I may be missing something obvious here, but . . .
If all you want to do is move a meter needle slowly back and forth when you open and close a switch, there's a much easier (and cheaper) way to do it.
Power a voltmeter with (an appropriate) DC voltage that's fed through a resistor and the meter terminals are in parallel with an electrolytic capacitor (it has a + or - marking so be sure to match polarities). The values of the resistor and cap will determine how long it takes the meter to reach full scale. At first, the cap acts as a short (closed circuit, so make sure your resistor is large enough to prevent a fuse from blowing), so the meter reads "0" when voltage is first applied, but as the cap charges, it increases in resistance, so more voltage goes to the meter, and the needle gradually rises to report the voltage supply. By choosing higher values you can even make it fast at first, then gradually slower and slower as the capacitor reaches full charge (and looks like an open switch).
When the power is disconnected, the cap acts as a very small short-term battery that gradually discharges through the meter, so it slowly falls from the full voltage reading to zero. Just put a "Temperature" scale on the meter face.
By choosing good values for the resistor and cap, you can choose the speed that the meter rises to full and drops to zero (can be two different speeds). High values will take a long time to rise and fall, low values will make the needle move quicker.
If you want just the fall-time to be faster, put a second resistor in parallel with the capacitor to give it an additional discharge path. Measure the resistance of the meter itself, use the same value resistor, and the meter will fall twice as fast. Again, different values will also affect the rise time, since the extra resistor is now in the rise circuit, as well.
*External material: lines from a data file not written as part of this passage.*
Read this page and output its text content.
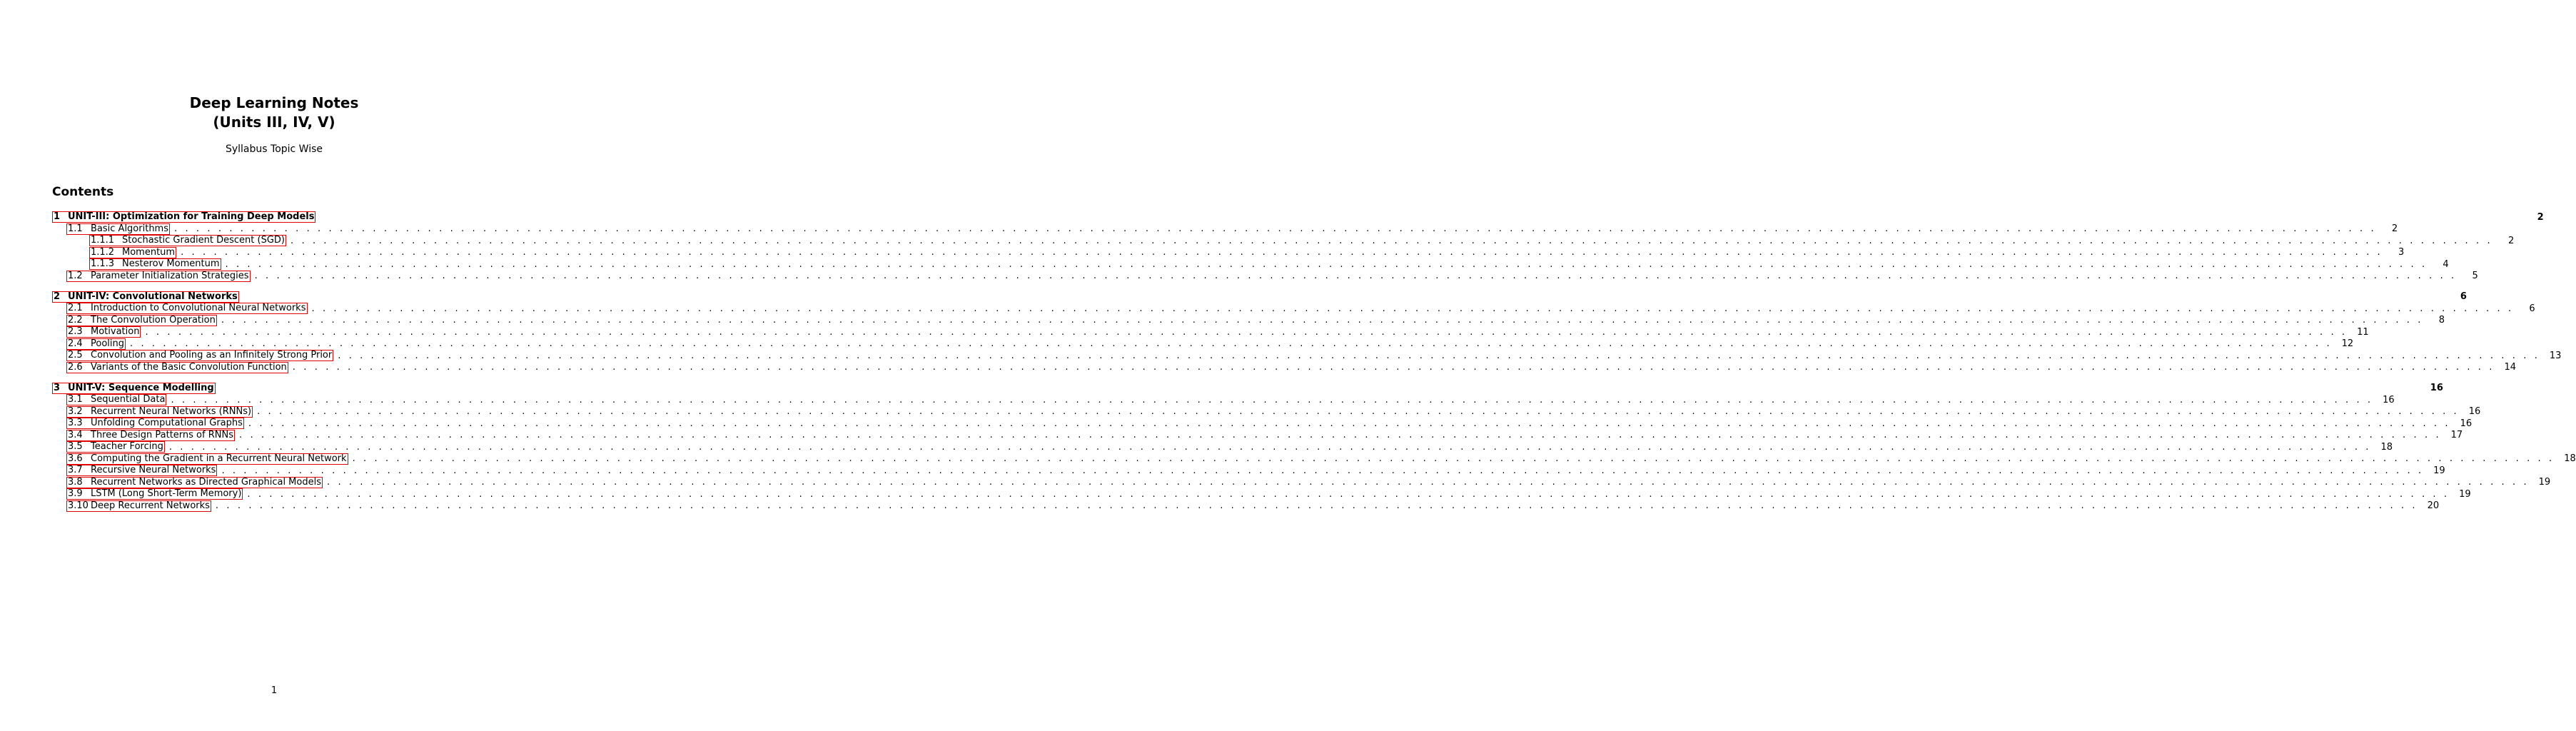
Deep Learning Notes
(Units III, IV, V)
Syllabus Topic Wise
Contents
1 UNIT-III: Optimization for Training Deep Models	2
1.1 Basic Algorithms . . . . . . . . . . . . . . . . . . . . . . . . . . . . . . . . . . . . . . . . . . . . . . . . . . . . . . . . . . . . . . . . . . . . . . . . . . . . . . . . . . . . . . . . . . . . . . . . . . . . . . . . . . . . . . . . . . . . . . . . . . . . . . . . . . . . . . . . . . . . . . . . . . . . . . . . . . . . . . . . . . . . . . . . . . . . . . . . . . . . . . . . . . . . . . . . . . . . . . . .	2
1.1.1 Stochastic Gradient Descent (SGD) . . . . . . . . . . . . . . . . . . . . . . . . . . . . . . . . . . . . . . . . . . . . . . . . . . . . . . . . . . . . . . . . . . . . . . . . . . . . . . . . . . . . . . . . . . . . . . . . . . . . . . . . . . . . . . . . . . . . . . . . . . . . . . . . . . . . . . . . . . . . . . . . . . . . . . . . . . . . . . . . . . . . . . . . . . . . . . . . . . . . . . . . . . . . . . . . . . . . . . . .	2
1.1.2 Momentum . . . . . . . . . . . . . . . . . . . . . . . . . . . . . . . . . . . . . . . . . . . . . . . . . . . . . . . . . . . . . . . . . . . . . . . . . . . . . . . . . . . . . . . . . . . . . . . . . . . . . . . . . . . . . . . . . . . . . . . . . . . . . . . . . . . . . . . . . . . . . . . . . . . . . . . . . . . . . . . . . . . . . . . . . . . . . . . . . . . . . . . . . . . . . . . . . . . . . . . .	3
1.1.3 Nesterov Momentum . . . . . . . . . . . . . . . . . . . . . . . . . . . . . . . . . . . . . . . . . . . . . . . . . . . . . . . . . . . . . . . . . . . . . . . . . . . . . . . . . . . . . . . . . . . . . . . . . . . . . . . . . . . . . . . . . . . . . . . . . . . . . . . . . . . . . . . . . . . . . . . . . . . . . . . . . . . . . . . . . . . . . . . . . . . . . . . . . . . . . . . . . . . . . . . . . . . . . . . .	4
1.2 Parameter Initialization Strategies . . . . . . . . . . . . . . . . . . . . . . . . . . . . . . . . . . . . . . . . . . . . . . . . . . . . . . . . . . . . . . . . . . . . . . . . . . . . . . . . . . . . . . . . . . . . . . . . . . . . . . . . . . . . . . . . . . . . . . . . . . . . . . . . . . . . . . . . . . . . . . . . . . . . . . . . . . . . . . . . . . . . . . . . . . . . . . . . . . . . . . . . . . . . . . . . . . . . . . . .	5
2 UNIT-IV: Convolutional Networks	6
2.1 Introduction to Convolutional Neural Networks . . . . . . . . . . . . . . . . . . . . . . . . . . . . . . . . . . . . . . . . . . . . . . . . . . . . . . . . . . . . . . . . . . . . . . . . . . . . . . . . . . . . . . . . . . . . . . . . . . . . . . . . . . . . . . . . . . . . . . . . . . . . . . . . . . . . . . . . . . . . . . . . . . . . . . . . . . . . . . . . . . . . . . . . . . . . . . . . . . . . . . . . . . . . . . . . . . . . . . . .	6
2.2 The Convolution Operation . . . . . . . . . . . . . . . . . . . . . . . . . . . . . . . . . . . . . . . . . . . . . . . . . . . . . . . . . . . . . . . . . . . . . . . . . . . . . . . . . . . . . . . . . . . . . . . . . . . . . . . . . . . . . . . . . . . . . . . . . . . . . . . . . . . . . . . . . . . . . . . . . . . . . . . . . . . . . . . . . . . . . . . . . . . . . . . . . . . . . . . . . . . . . . . . . . . . . . . .	8
2.3 Motivation . . . . . . . . . . . . . . . . . . . . . . . . . . . . . . . . . . . . . . . . . . . . . . . . . . . . . . . . . . . . . . . . . . . . . . . . . . . . . . . . . . . . . . . . . . . . . . . . . . . . . . . . . . . . . . . . . . . . . . . . . . . . . . . . . . . . . . . . . . . . . . . . . . . . . . . . . . . . . . . . . . . . . . . . . . . . . . . . . . . . . . . . . . . . . . . . . . . . . . . .	11
2.4 Pooling . . . . . . . . . . . . . . . . . . . . . . . . . . . . . . . . . . . . . . . . . . . . . . . . . . . . . . . . . . . . . . . . . . . . . . . . . . . . . . . . . . . . . . . . . . . . . . . . . . . . . . . . . . . . . . . . . . . . . . . . . . . . . . . . . . . . . . . . . . . . . . . . . . . . . . . . . . . . . . . . . . . . . . . . . . . . . . . . . . . . . . . . . . . . . . . . . . . . . . . .	12
2.5 Convolution and Pooling as an Infinitely Strong Prior . . . . . . . . . . . . . . . . . . . . . . . . . . . . . . . . . . . . . . . . . . . . . . . . . . . . . . . . . . . . . . . . . . . . . . . . . . . . . . . . . . . . . . . . . . . . . . . . . . . . . . . . . . . . . . . . . . . . . . . . . . . . . . . . . . . . . . . . . . . . . . . . . . . . . . . . . . . . . . . . . . . . . . . . . . . . . . . . . . . . . . . . . . . . . . . . . . . . . . . .	13
2.6 Variants of the Basic Convolution Function . . . . . . . . . . . . . . . . . . . . . . . . . . . . . . . . . . . . . . . . . . . . . . . . . . . . . . . . . . . . . . . . . . . . . . . . . . . . . . . . . . . . . . . . . . . . . . . . . . . . . . . . . . . . . . . . . . . . . . . . . . . . . . . . . . . . . . . . . . . . . . . . . . . . . . . . . . . . . . . . . . . . . . . . . . . . . . . . . . . . . . . . . . . . . . . . . . . . . . . .	14
3 UNIT-V: Sequence Modelling	16
3.1 Sequential Data . . . . . . . . . . . . . . . . . . . . . . . . . . . . . . . . . . . . . . . . . . . . . . . . . . . . . . . . . . . . . . . . . . . . . . . . . . . . . . . . . . . . . . . . . . . . . . . . . . . . . . . . . . . . . . . . . . . . . . . . . . . . . . . . . . . . . . . . . . . . . . . . . . . . . . . . . . . . . . . . . . . . . . . . . . . . . . . . . . . . . . . . . . . . . . . . . . . . . . . .	16
3.2 Recurrent Neural Networks (RNNs) . . . . . . . . . . . . . . . . . . . . . . . . . . . . . . . . . . . . . . . . . . . . . . . . . . . . . . . . . . . . . . . . . . . . . . . . . . . . . . . . . . . . . . . . . . . . . . . . . . . . . . . . . . . . . . . . . . . . . . . . . . . . . . . . . . . . . . . . . . . . . . . . . . . . . . . . . . . . . . . . . . . . . . . . . . . . . . . . . . . . . . . . . . . . . . . . . . . . . . . .	16
3.3 Unfolding Computational Graphs . . . . . . . . . . . . . . . . . . . . . . . . . . . . . . . . . . . . . . . . . . . . . . . . . . . . . . . . . . . . . . . . . . . . . . . . . . . . . . . . . . . . . . . . . . . . . . . . . . . . . . . . . . . . . . . . . . . . . . . . . . . . . . . . . . . . . . . . . . . . . . . . . . . . . . . . . . . . . . . . . . . . . . . . . . . . . . . . . . . . . . . . . . . . . . . . . . . . . . . .	16
3.4 Three Design Patterns of RNNs . . . . . . . . . . . . . . . . . . . . . . . . . . . . . . . . . . . . . . . . . . . . . . . . . . . . . . . . . . . . . . . . . . . . . . . . . . . . . . . . . . . . . . . . . . . . . . . . . . . . . . . . . . . . . . . . . . . . . . . . . . . . . . . . . . . . . . . . . . . . . . . . . . . . . . . . . . . . . . . . . . . . . . . . . . . . . . . . . . . . . . . . . . . . . . . . . . . . . . . .	17
3.5 Teacher Forcing . . . . . . . . . . . . . . . . . . . . . . . . . . . . . . . . . . . . . . . . . . . . . . . . . . . . . . . . . . . . . . . . . . . . . . . . . . . . . . . . . . . . . . . . . . . . . . . . . . . . . . . . . . . . . . . . . . . . . . . . . . . . . . . . . . . . . . . . . . . . . . . . . . . . . . . . . . . . . . . . . . . . . . . . . . . . . . . . . . . . . . . . . . . . . . . . . . . . . . . .	18
3.6 Computing the Gradient in a Recurrent Neural Network . . . . . . . . . . . . . . . . . . . . . . . . . . . . . . . . . . . . . . . . . . . . . . . . . . . . . . . . . . . . . . . . . . . . . . . . . . . . . . . . . . . . . . . . . . . . . . . . . . . . . . . . . . . . . . . . . . . . . . . . . . . . . . . . . . . . . . . . . . . . . . . . . . . . . . . . . . . . . . . . . . . . . . . . . . . . . . . . . . . . . . . . . . . . . . . . . . . . . . . .	18
3.7 Recursive Neural Networks . . . . . . . . . . . . . . . . . . . . . . . . . . . . . . . . . . . . . . . . . . . . . . . . . . . . . . . . . . . . . . . . . . . . . . . . . . . . . . . . . . . . . . . . . . . . . . . . . . . . . . . . . . . . . . . . . . . . . . . . . . . . . . . . . . . . . . . . . . . . . . . . . . . . . . . . . . . . . . . . . . . . . . . . . . . . . . . . . . . . . . . . . . . . . . . . . . . . . . . .	19
3.8 Recurrent Networks as Directed Graphical Models . . . . . . . . . . . . . . . . . . . . . . . . . . . . . . . . . . . . . . . . . . . . . . . . . . . . . . . . . . . . . . . . . . . . . . . . . . . . . . . . . . . . . . . . . . . . . . . . . . . . . . . . . . . . . . . . . . . . . . . . . . . . . . . . . . . . . . . . . . . . . . . . . . . . . . . . . . . . . . . . . . . . . . . . . . . . . . . . . . . . . . . . . . . . . . . . . . . . . . . .	19
3.9 LSTM (Long Short-Term Memory) . . . . . . . . . . . . . . . . . . . . . . . . . . . . . . . . . . . . . . . . . . . . . . . . . . . . . . . . . . . . . . . . . . . . . . . . . . . . . . . . . . . . . . . . . . . . . . . . . . . . . . . . . . . . . . . . . . . . . . . . . . . . . . . . . . . . . . . . . . . . . . . . . . . . . . . . . . . . . . . . . . . . . . . . . . . . . . . . . . . . . . . . . . . . . . . . . . . . . . . .	19
3.10 Deep Recurrent Networks . . . . . . . . . . . . . . . . . . . . . . . . . . . . . . . . . . . . . . . . . . . . . . . . . . . . . . . . . . . . . . . . . . . . . . . . . . . . . . . . . . . . . . . . . . . . . . . . . . . . . . . . . . . . . . . . . . . . . . . . . . . . . . . . . . . . . . . . . . . . . . . . . . . . . . . . . . . . . . . . . . . . . . . . . . . . . . . . . . . . . . . . . . . . . . . . . . . . . . . .	20
1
To save time, you can work with battery power to keep from blowing a fuse, and use potentiometers to get the resistances the way you want, and connect capacitors in parallel or series to get odd values. Capacitors work the opposite of resistors -- caps in parallel handle the same voltage, but have more capacitance. Resistors in parallel handle more wattage, but have lower resistance. Caps in series have less capacitance, resistors in series have more resistance. Multiply R (in ohms) times C (in farads, 1 uF is 1/1,000,000 Farad) to get timing values.